QUALI SOGGETTI COLPISCE?

“L’ictus colpisce più frequentemente le persone anziane: l’incidenza dell’ictus aumenta progressivamente con l’età, raggiungendo il valore massimo negli ultra ottantacinquenni. Il 75% degli ictus colpisce i soggetti di età superiore a 65 anni. Occorre ricordare che, anche se in misura minore, l’ictus può colpire anche persone giovani, con l’aggravante che in questi casi l'ictus comporta un maggior carico complessivo di disabilità. La proporzione degli ictus che si manifestano in soggetti di età inferiore ai 45 anni è pari a circa il 5,5% di tutti gli ictus nei paesi occidentali. In Italia si verificano ogni anno 200.000 nuovi ictus; di questi circa 10.000 colpiscono soggetti con età inferiore a 54 anni. L’ictus, inoltre, colpisce più frequentemente gli uomini rispetto alle donne (il 57% degli ictus colpisce gli uomini), ma la mortalità è maggiore nel genere femminile: ben il 61% delle morti per ictus è appannaggio del genere femminile”.

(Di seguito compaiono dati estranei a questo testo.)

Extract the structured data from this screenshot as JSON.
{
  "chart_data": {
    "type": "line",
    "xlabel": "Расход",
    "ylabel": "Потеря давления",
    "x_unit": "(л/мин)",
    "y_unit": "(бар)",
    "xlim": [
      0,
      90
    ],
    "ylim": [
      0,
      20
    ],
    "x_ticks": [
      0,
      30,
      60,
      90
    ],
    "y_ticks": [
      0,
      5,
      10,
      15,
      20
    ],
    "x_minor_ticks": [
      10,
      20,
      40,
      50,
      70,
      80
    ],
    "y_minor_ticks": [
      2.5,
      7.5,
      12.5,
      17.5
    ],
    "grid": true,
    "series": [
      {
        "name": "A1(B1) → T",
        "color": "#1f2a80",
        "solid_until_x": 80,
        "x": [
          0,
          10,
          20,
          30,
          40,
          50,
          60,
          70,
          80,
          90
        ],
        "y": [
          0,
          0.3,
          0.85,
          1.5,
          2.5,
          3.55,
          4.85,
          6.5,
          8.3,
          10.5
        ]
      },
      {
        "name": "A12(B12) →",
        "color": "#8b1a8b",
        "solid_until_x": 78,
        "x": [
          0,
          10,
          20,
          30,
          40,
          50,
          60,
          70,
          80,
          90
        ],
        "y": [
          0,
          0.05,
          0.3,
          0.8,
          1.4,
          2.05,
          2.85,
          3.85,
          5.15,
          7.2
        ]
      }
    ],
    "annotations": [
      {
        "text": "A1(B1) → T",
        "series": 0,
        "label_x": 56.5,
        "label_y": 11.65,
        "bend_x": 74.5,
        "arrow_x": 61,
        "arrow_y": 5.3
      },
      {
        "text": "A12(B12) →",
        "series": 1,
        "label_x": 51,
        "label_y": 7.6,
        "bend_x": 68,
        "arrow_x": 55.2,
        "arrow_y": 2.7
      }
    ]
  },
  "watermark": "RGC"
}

QUALI SONO I FATTORI DI RISCHIO?

"I fattori di rischio per ictus sono distinti in fattori di rischio non modificabili e fattori di rischio modificabili. Tra i primi figurano l’età, la familiarità, l’etnia e il sesso. Il rischio di ictus, infatti, aumenta con l’età, in particolare raddoppia ogni decade di vita dopo i 55 anni e aumenta quasi esponenzialmente dopo i 65. Avere un parente diretto (un genitore, un nonno, una sorella o un fratello) affetto da ictus comporta un rischio maggiore rispetto a chi ha familiarità negativa per ictus. Per quanto riguarda l’etnia, la popolazione nera ha un maggior rischio di avere un ictus rispetto alla popolazione caucasica perché ha un alto rischio di ipertensione arteriosa e diabete. Per il sesso, quello maschile è lievemente più colpito, specie nelle fasce di età più giovani, in quanto le donne sono protette dagli ormoni sessuali almeno fino alla menopausa. Dopo i 65 anni l’incidenza è la stessa, mentre dopo gli 80 risulta maggiormente colpito da ictus il sesso femminile, soprattutto perché le donne vivono più a lungo e sono perciò più numerose. Tra i fattori di rischio modificabili abbiamo l’ipertensione arteriosa, la fibrillazione atriale, il diabete mellito, l’ipercolesterolemia, il fumo di sigaretta. L’ipertensione arteriosa, in particolare, è il principale fattore di rischio per ictus; si parla di ipertensione quando i valori della pressione si mantengono costantemente sopra i 140 di massima e i 90 di minima. Altro fattore di rischio molto pericoloso è la fibrillazione atriale. Si tratta di un’aritmia cardiaca, spesso asintomatica (cioè non avvertita dal paziente), che predispone a ictus cardioembolico. Il fumo di sigaretta aumenta di due - tre volte il rischio di ictus e tale rischio dipende dal numero di sigarette fumate al giorno e dal numero di anni in cui si è fumato. Altri fattori di rischio sono una storia di TIA, la presenza di placche ateromasiche dei grossi vasi del collo (stenosi carotidee), la presenza di protesi valvolari cardiache, un recente infarto del miocardio, un'endocardite infettiva o il forame ovale pervio, l’obesità, la ridotta attività fisica e l’abuso di alcool”.